How to shoot the solar eclipse without frying your phone's camera

A major solar eclipse is set to take place on August 21, and it will be visible across a major portion of the U.S. People from all over are planning to see it in person, and no doubt many will be hoping to capture it on camera for those sweet, sweet Instagram hearts. If you're among them, take heed: photographing a solar eclipse can be damaging to both your eyes and your phone's camera if you're not careful.

The key problem with amateurs attempting to photograph solar eclipses is that they often don't know what to expect or how to properly set up their system. Of course, you're going to need a tripod and a basic understanding of your phone's manual settings, but you're also going to need a key piece of equipment.

The controversy

First things first, know this: there's some controversy over whether a smartphone camera could be damaged by photographing a solar eclipse. NASA itself has some input on this controversy, pointing out the arguments for and against such worries. On one hand, your smartphone has a tiny lens and a tiny sensor, and that reality offers some level of protection that wouldn't be applicable to, for example, a DSLR.

On the other hand, not all phones are the same and neither are their cameras. While a budget phone probably has a very small lens and sensor, some of the latest flagships sport larger sensors and lenses, and this could be problematic. Compounding this fact is that such phones — the higher-end handsets with larger cameras, that is — often cost several hundred dollars.

Are you willing to risk your phone's camera to get a shot yourself? If yes, then just point and shoot and leave the rest to fate. If it's not worth the risk, you'll need to use a solar filter.

Solar Filter

A solar filter is exactly what it sounds like — it's basically the camera equivalent of solar eyeglasses, only it is designed to keep your camera sensor safe instead. Here to talk about the use of solar filters when photographing solar eclipses is Nikon USA, which explains, 'Full-aperture solar filters are the preferred filters of choice.' Finding one of these for your phone's camera can be tricky, though.

It's important to note that this filter is needed when portions of the sun are visible, but not during the eclipse's totality. In fact, NASA explains, 'There is no valid reason why you would want to point your smartphone camera at the brilliant, un-eclipsed sun without putting a filter over the lens.'

If you decide to be cautious and use a solar filter, your best option is a universal kit designed specifically for smartphones such as this. If you have a popular phone like the iPhone 7, you may be able to find a kit designed specifically for your phone, but otherwise you'll need a universal kit.

Keep in mind that with these universal kits, the fit may not be perfect on your camera and light may be able to leak through to ruin your shots — be sure to test it ahead of time and mask off any loose areas prone to light leaking.

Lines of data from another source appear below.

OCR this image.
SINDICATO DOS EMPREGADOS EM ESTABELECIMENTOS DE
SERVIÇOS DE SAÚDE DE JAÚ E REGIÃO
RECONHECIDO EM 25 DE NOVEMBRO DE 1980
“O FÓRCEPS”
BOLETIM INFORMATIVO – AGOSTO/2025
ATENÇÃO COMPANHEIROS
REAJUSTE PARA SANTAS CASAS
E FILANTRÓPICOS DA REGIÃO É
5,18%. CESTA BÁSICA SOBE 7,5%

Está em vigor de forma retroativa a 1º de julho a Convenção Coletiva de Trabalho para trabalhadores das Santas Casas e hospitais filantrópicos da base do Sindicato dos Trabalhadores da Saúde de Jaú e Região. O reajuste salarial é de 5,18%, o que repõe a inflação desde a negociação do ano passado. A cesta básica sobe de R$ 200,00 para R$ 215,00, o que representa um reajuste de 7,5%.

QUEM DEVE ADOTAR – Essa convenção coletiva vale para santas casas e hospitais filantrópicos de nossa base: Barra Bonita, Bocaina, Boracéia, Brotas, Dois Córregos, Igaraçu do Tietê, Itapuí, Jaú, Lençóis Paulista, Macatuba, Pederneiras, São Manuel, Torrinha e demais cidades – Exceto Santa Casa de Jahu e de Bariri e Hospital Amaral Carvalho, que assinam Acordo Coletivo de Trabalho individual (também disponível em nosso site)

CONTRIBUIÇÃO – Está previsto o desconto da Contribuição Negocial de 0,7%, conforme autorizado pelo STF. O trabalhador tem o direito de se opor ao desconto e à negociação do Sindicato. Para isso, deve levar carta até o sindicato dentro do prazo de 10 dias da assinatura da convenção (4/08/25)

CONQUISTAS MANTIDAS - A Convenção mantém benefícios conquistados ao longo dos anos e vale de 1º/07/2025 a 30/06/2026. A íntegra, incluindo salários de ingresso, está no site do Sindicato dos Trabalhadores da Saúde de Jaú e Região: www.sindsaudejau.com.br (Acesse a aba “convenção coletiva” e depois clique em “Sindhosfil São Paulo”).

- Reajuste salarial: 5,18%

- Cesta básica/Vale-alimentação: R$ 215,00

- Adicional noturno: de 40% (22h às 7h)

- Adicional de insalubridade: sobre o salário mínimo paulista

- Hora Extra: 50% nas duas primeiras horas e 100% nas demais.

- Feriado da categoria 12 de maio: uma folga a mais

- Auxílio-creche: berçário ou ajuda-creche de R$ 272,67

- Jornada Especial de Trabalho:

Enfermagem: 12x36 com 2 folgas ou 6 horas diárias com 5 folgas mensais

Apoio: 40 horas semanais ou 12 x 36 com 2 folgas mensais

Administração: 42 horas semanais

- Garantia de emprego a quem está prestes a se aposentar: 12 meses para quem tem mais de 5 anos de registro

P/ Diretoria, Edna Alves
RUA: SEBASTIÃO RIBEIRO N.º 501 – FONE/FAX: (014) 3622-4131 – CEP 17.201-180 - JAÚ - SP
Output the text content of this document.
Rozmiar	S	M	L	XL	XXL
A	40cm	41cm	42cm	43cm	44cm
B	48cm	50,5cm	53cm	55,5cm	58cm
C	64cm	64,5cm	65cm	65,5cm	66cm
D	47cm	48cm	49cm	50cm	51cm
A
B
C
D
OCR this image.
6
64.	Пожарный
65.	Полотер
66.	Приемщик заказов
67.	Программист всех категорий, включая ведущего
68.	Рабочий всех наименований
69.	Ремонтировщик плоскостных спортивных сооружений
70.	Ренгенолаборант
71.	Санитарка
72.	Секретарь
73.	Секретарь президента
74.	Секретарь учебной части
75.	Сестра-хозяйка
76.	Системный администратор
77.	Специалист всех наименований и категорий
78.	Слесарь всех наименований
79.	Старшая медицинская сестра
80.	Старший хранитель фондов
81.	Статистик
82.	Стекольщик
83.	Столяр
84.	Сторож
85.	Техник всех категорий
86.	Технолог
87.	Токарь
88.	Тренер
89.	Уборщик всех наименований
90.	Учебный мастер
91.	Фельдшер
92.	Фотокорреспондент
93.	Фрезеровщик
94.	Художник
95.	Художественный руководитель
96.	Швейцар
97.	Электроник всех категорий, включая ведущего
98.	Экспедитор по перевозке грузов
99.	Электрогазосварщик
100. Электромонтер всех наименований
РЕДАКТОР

NOTE! Be sure to buy only from qualified, reputable companies. Knock-off and fake filters may be cheaper, but they could cost you much more in the long run.

Protect your eyes!

More important than your phone's camera are your own eyes, both of which need to be protected by the appropriate solar eye gear. No, regular sunglasses will not work. There's no point in protecting your phone's camera if you put your eyesight at risk while getting the shot. NASA has a page dedicated to keeping yourself safe during the eclipse.


The solar eclipse will be a great event for many, and one that you don't really need to photograph yourself — there will be many, many professional photos of the event to enjoy later on. If you're wanting to capture your own image, though, be sure to use the appropriate filters and caution to avoid damaging your phone's camera (and your eyes).